Tempe jika dibandingkan makanan fermentasi berbahan dasar kedelai asli lainnya seperti miso, nato dari Jepang, douchi dari China dan kinema dari Nepal yang menggunakan Bacillus sp. sebagai inokulum, tempe menggunakan Rhizopus sp. dalam produksinya. Tempe adalah makanan khas indonesia yang terbuat dari fermentasi kedelai atau beberapa bahan lain yang menggunakan beberapa jenis kapang Rhizopus, seperti Rhizopus oryzae Rhizopus oligosporus, Rhizopus stolonifer. Sediaan fermentasi ini secara umum dikenal sebagai “ragi tempe“.
Tempe banyak dikonsumsi masyarakat di Indonesia, tetapi sekarang telah memiliki nilai jual dipasar dunia.

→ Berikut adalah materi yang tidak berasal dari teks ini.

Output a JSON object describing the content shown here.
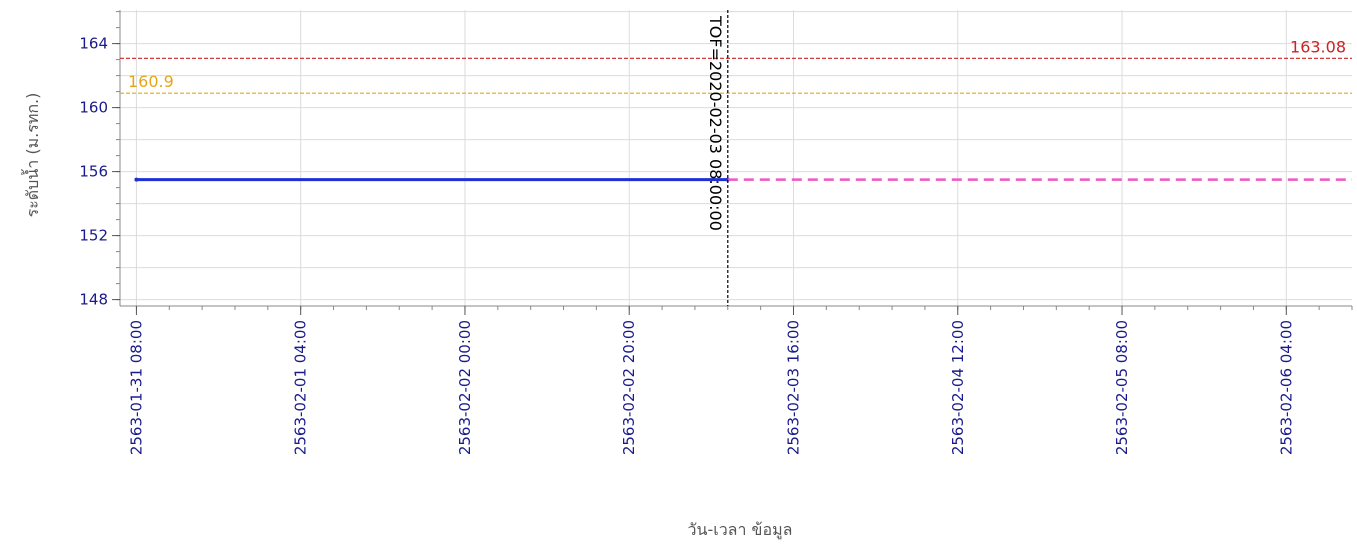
{
  "chart_data": {
    "type": "line",
    "ylabel": "ระดับน้ำ (ม.รทก.)",
    "xlabel": "วัน-เวลา ข้อมูล",
    "ylim": [
      147.6,
      166.1
    ],
    "y_ticks": [
      148,
      152,
      156,
      160,
      164
    ],
    "x_start": "2563-01-31 06:00",
    "x_end": "2563-02-06 12:00",
    "x_ticks": [
      "2563-01-31 08:00",
      "2563-02-01 04:00",
      "2563-02-02 00:00",
      "2563-02-02 20:00",
      "2563-02-03 16:00",
      "2563-02-04 12:00",
      "2563-02-05 08:00",
      "2563-02-06 04:00"
    ],
    "grid": true,
    "reference_lines": [
      {
        "value": 163.08,
        "label": "163.08",
        "color": "#cc2222",
        "label_position": "right"
      },
      {
        "value": 160.9,
        "label": "160.9",
        "color": "#e6a619",
        "label_position": "left"
      }
    ],
    "marker": {
      "x": "2563-02-03 08:00",
      "label": "TOF=2020-02-03 08:00:00",
      "color": "#000000"
    },
    "series": [
      {
        "style": "solid",
        "color": "#1f2fd6",
        "x": [
          "2563-01-31 08:00",
          "2563-02-03 08:00"
        ],
        "values": [
          155.5,
          155.5
        ]
      },
      {
        "style": "dashed",
        "color": "#ee55cc",
        "x": [
          "2563-02-03 08:00",
          "2563-02-06 12:00"
        ],
        "values": [
          155.5,
          155.5
        ]
      }
    ]
  }
}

Kaum pecinta sayur atau vegetaran di seluruh dunia banyak yang telah menggunakan tempe sebagai pengganti daging. Hal ini menyebabkan tempe tidak hanya diproduksi di Indonesia tetapi juga di berbagai tempat di dunia. Hal ini akan mendorong banyaknya peneliti yang melakukan penelitian di sejumlah negara, seperti Jepang, Amerika Serikat dan Jerman. Negara Indonesia sekarang berusaha sedang mengembangkan sebah galur (strain) unggul Rhizopus untuk menghasilkan tempe yang berkualitas atau memperbaiki kandungan gizi tempe agar lebih kompleks. Banyak yang mendukung kegiatan ini namun banyak pula beberapa pihak mengkhawatirkan kegiatan ini dapat mengancam keberadaan tempe sebagai bahan pangan milik umum karena galur-galur ragi tempe unggul dapat didaftarkan hak paten sehingga penggunaannya dilindungi undang-undang (memerlukan lisensi dari pemegang hak paten), hal tentu juga akan mengancam konsumsi tempe yang biasanya hanya untuk masyarakat kelas menengah kebawah.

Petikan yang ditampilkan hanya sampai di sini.